The Developer’s Cry

a blog about computer programming

Putting the fun back in C with strings

The C programming language is without doubt the most influential systems programming language ever. It is notoriously bad however when it comes to string handling. A string in C is nothing more than a pointer to a sequence of bytes (traditionally ASCII characters put into 8-bit bytes) ending with a null byte as terminator. It is simple and powerful. Unfortunately, the power of C leaves much room for human error. The nature of C strings combined with less than perfect programming are a security wasp nest. Buffer overflows in C code have been exploited to break system security.
One reason for C strings not having an internal length attribute is keeping the core language down to a bare minimum; there are no “string types” at the machine level, so nor does C have any complex string type of its own. In hindsight, C —or at least the C library— ought to have had a complex string type with an internal length attribute.

It should be clear that to put the fun back in C, we need a decent string type. In C++ there is std::string, but like all other things in the STL, it has a very unsatisfying interface, especially when compared to other fun languages like Python or Go. It may be reinventing the wheel, but let us try and make a string class that is as pleasant to use, in C. Things to take notice of;

That last point is of course very different from C. Why immutable? Because copy-on-write; assigning a string means sharing it, and changing it creates a new copy. Making a new copy is a relatively expensive operation. While this certainly incurs a performance penalty, consider it the price to pay for a safe string type. On the upside, we can use immutable strings to implement dictionaries: associative arrays, indexed by string. In principle, you can not have a mutable string as index to such an array (or is that too much computer science philosophical rambling?)
Immutability can be realized rather easily; last time we implemented copy-on-write arrays. We can leverage that array class to implement strings. As the array class has slicing, strings can now be sliced as well.

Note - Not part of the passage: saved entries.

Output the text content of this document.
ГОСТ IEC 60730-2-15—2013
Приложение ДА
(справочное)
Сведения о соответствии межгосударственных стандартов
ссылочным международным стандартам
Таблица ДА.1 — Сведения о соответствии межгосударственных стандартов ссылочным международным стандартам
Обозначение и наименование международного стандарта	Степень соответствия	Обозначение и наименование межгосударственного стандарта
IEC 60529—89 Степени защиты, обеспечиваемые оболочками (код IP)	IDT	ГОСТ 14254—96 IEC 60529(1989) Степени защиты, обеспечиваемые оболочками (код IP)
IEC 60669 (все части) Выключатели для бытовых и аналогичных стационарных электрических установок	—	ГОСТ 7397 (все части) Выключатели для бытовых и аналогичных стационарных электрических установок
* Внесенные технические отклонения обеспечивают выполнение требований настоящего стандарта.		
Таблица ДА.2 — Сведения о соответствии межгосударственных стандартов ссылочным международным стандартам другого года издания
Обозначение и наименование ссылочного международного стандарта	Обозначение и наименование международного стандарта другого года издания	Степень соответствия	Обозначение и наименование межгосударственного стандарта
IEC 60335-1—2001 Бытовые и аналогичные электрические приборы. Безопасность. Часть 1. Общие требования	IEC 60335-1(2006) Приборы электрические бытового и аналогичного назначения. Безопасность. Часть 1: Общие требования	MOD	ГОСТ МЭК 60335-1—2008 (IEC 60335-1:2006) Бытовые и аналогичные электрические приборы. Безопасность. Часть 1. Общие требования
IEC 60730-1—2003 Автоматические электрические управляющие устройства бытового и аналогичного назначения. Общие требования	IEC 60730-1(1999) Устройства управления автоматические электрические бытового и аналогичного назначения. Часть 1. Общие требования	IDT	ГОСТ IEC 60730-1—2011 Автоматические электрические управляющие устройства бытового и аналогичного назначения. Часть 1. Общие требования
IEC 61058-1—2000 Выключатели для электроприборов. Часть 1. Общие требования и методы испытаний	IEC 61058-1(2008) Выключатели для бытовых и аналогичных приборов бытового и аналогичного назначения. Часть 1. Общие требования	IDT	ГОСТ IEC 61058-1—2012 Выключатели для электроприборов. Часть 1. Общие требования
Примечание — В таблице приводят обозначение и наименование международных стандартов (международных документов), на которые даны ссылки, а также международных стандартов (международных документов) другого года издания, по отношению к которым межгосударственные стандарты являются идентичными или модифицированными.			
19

Essentially, the code is a lot like this:

class string {
    array<byte> arr;

public:
    ... constructors and such ...

    uint len(void) const { return arr.len(); }

    byte operator[](uint idx) const {
        return arr[idx];
    }

    string slice(int start, int end) {
        string s;
        s.arr = arr.slice(start, end);
        return s;
    }
};

Another thing very different from C is that this kind of string does not have a null terminator. As a consequence, none of the string functions in the standard C library work for the new string type. This is fine as long as we have good alternatives. Functions like strcpy(), strcat(), strcmp() are replaced with more intuitive operators. Adding strings together with operator+ is pure joy. There seems to be no good alternative however for printf(), as well as POSIX functions that operate on filenames, like open(), stat(), or even unlink(). Therefore we provide an escape to convert a string back to a const char pointer, just like C++ does. It involves a hack that does append a null byte, and returns a raw pointer to the array. Note that appending a null byte triggers copy-on-write. Although a hack, it is a reasonably safe hack. A trick that I like to use works by virtue of an explicit cast operator, and/or a str() conversion function:

const char *c_str(void) const;

explicit operator const char*() const { return c_str(); }

// outside class string
const char *str(const string& s) { return s.c_str(); }

// and in "user" code:
string name = "Ada";
printf("Name: %s\n", (const char *)name);
printf("Also: %s\n", str(name));

There are a couple of remarks to make about this example. One is that there is no place for printf() in C++ code because varargs isn’t type-safe. Another is that old-style type-casts have no place in C++. Well, to hell with that. We are putting the fun back in C. It wouldn’t be fun otherwise.